The most effective way to get the log data from your container to the outside world is through /dev/stdout. The platform then picks up those logs and pushes them to the log aggregator. This makes log access and aggregation easy and direct, and it makes sure your containers rely on a single process and don’t require background workers or cron jobs to clean up their logs.
CoScale has support for extracting metrics and events from logs pushed to /dev/stdout and /dev/stderr. However, if your containers do have multiple log files (eg access logs, error logs, etc) within the container, the CoScale plugins can be configured to extract metrics and events from those log files.
All containers are created equally, expect they’re not
Containers use environment variables for initialization, connections, etc. Stateful containers such as database containers (e.g. postgresql, mysql) also use environment variables to initialize the database if it was not initialized yet. These environment variables have to be taken into account to properly monitor these containers and the services that they are running, so your monitoring solution should understand this.
Some CoScale plugins require credentials to gather metrics for the running services. The environment variables provided to the container can be used in the CoScale plugin configuration. For example, a Postgresql container takes PG_USER and PG_PASSWORD environment variables, in the CoScale Postgres plugin configuration you can use $PG_USER and $PG_PASSWORD as the credentials to connect to the database.

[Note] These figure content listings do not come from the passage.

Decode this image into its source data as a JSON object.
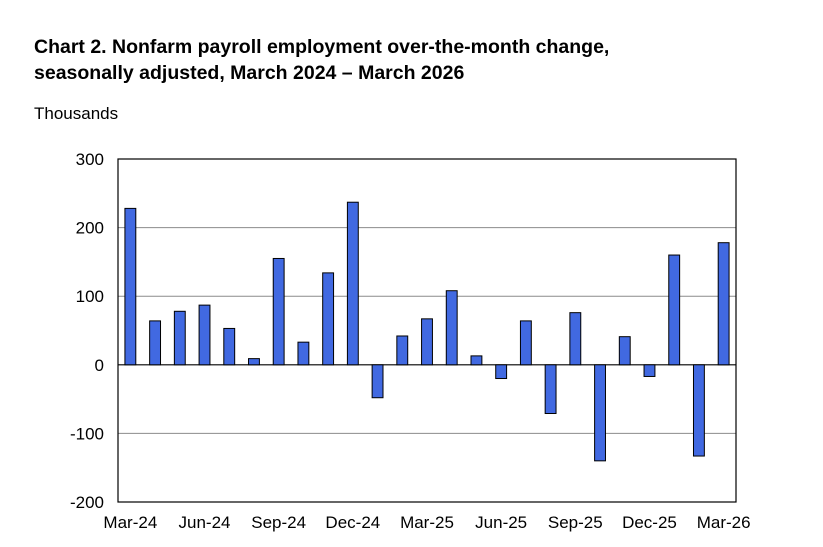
{
  "title_lines": [
    "Chart 2. Nonfarm payroll employment over-the-month change,",
    "seasonally adjusted, March 2024 – March 2026"
  ],
  "chart_data": {
    "type": "bar",
    "title": "Chart 2. Nonfarm payroll employment over-the-month change, seasonally adjusted, March 2024 – March 2026",
    "ylabel": "Thousands",
    "xlabel": "",
    "ylim": [
      -200,
      300
    ],
    "yticks": [
      300,
      200,
      100,
      0,
      -100,
      -200
    ],
    "ytick_labels": [
      "300",
      "200",
      "100",
      "0",
      "-100",
      "-200"
    ],
    "grid": "horizontal",
    "bar_color": "#4169E1",
    "categories": [
      "Mar-24",
      "Apr-24",
      "May-24",
      "Jun-24",
      "Jul-24",
      "Aug-24",
      "Sep-24",
      "Oct-24",
      "Nov-24",
      "Dec-24",
      "Jan-25",
      "Feb-25",
      "Mar-25",
      "Apr-25",
      "May-25",
      "Jun-25",
      "Jul-25",
      "Aug-25",
      "Sep-25",
      "Oct-25",
      "Nov-25",
      "Dec-25",
      "Jan-26",
      "Feb-26",
      "Mar-26"
    ],
    "values": [
      228,
      64,
      78,
      87,
      53,
      9,
      155,
      33,
      134,
      237,
      -48,
      42,
      67,
      108,
      13,
      -20,
      64,
      -71,
      76,
      -140,
      41,
      -17,
      160,
      -133,
      178
    ],
    "xtick_labels": [
      "Mar-24",
      "Jun-24",
      "Sep-24",
      "Dec-24",
      "Mar-25",
      "Jun-25",
      "Sep-25",
      "Dec-25",
      "Mar-26"
    ],
    "xtick_every": 3
  }
}
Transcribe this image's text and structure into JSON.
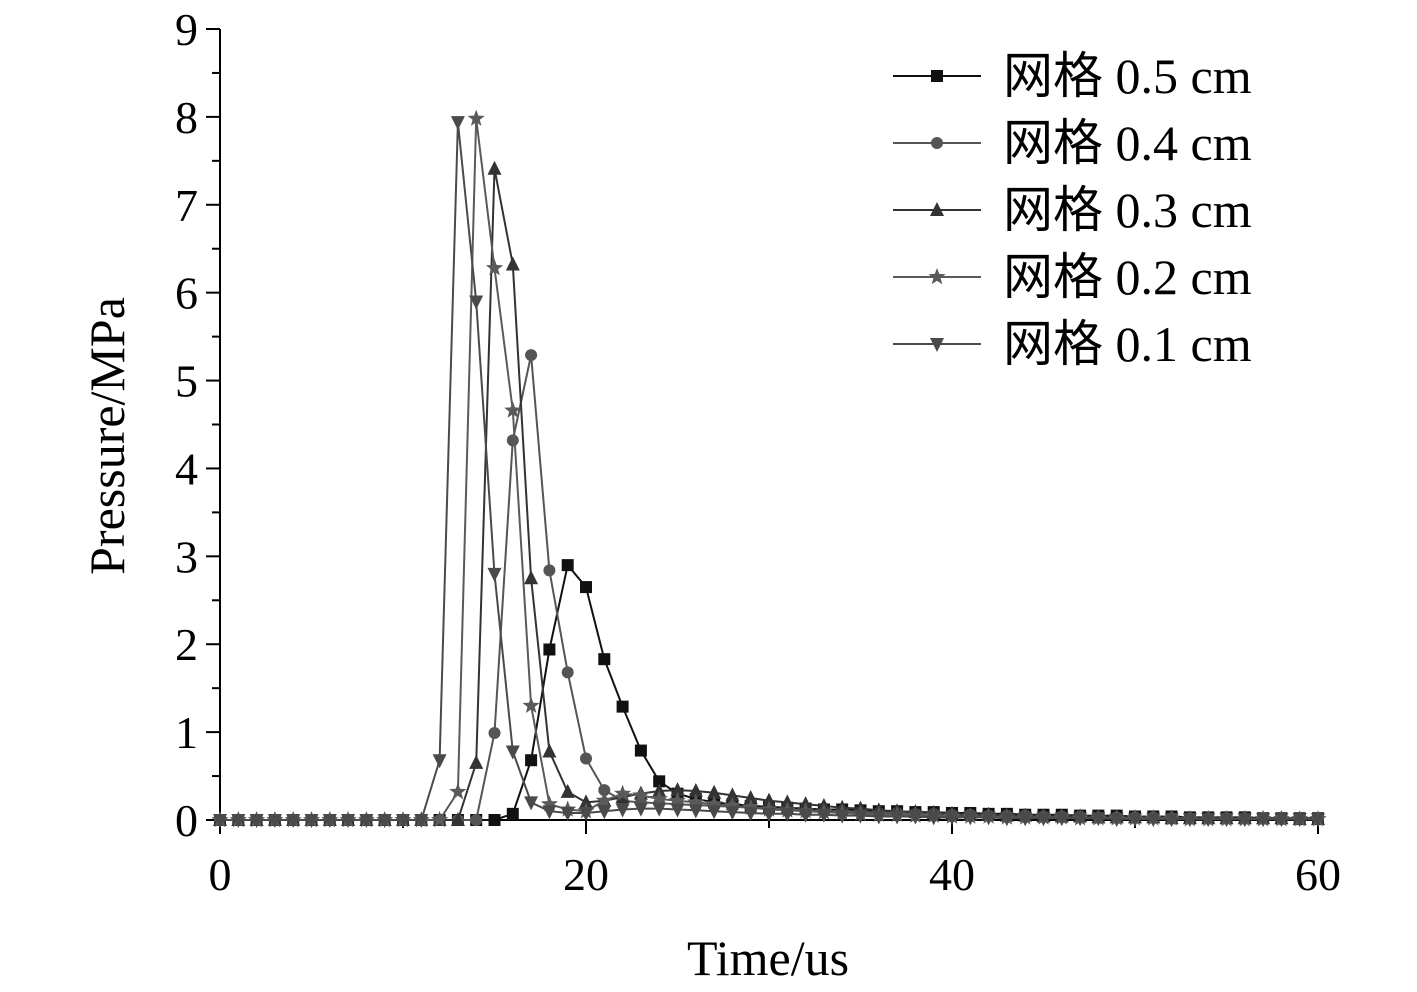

When the CoScale agent detects a Postgresql container, it will know to use the environments variables provided to that container as the credentials to fetch the Postgresql statistics for that container.
This way images don’t have to be changed to include fixed credentials just for the purpose of monitoring them.
Deploy your monitoring the same way you deploy your services
Since your services are running in containers, it makes sense to do the same with your monitoring agents. Some monitoring tools will require you to install an agent inside your container, or in a sidecar container, often resulting in extra overhead. In addition, having to package an extra monitoring agent in your containers is not really something developers are very fond of, as it breaks the single purpose of containers. Deploying your monitoring agent in its own container is a more container-native solution that makes it just as easy to deploy your monitoring than your other containerized services. In addition, using concepts such as deamonsets and helm charts, you can quickly deploy a monitoring agent with the right configurations on every new node that you deploy.
The way we deal with this at CoScale is by running our monitoring agent inside a container. These containers can be deployed for various orchestrators and container platforms. We have integrations with, Kubernetes, OpenShift, Docker Swarm, Google Container Engine, etc. We then run our various plugins for in-container monitoring directly in the namespace of the recognized containers to extract the relevant metrics.
Monitoring based on container images
Container-native monitoring also means that the container images define how to the monitoring should be done, and this without needing an agent inside the containers, and without requiring references to the monitoring specifics, credentials, etc. Each image runs a different service or a different version of it, and these can all have different monitoring requirements. For example, an image running an NGINX webservice will have different monitoring metrics than an image running Redis.
Container-native monitoring has a lot of facets to it, and the list above is not exhaustive but gives a good idea how to leverage the core principles of container technology for monitoring. This includes the way information is accessed in a container environment, the way monitoring is set up, and the way in which low-level metrics are translated into actionable insights.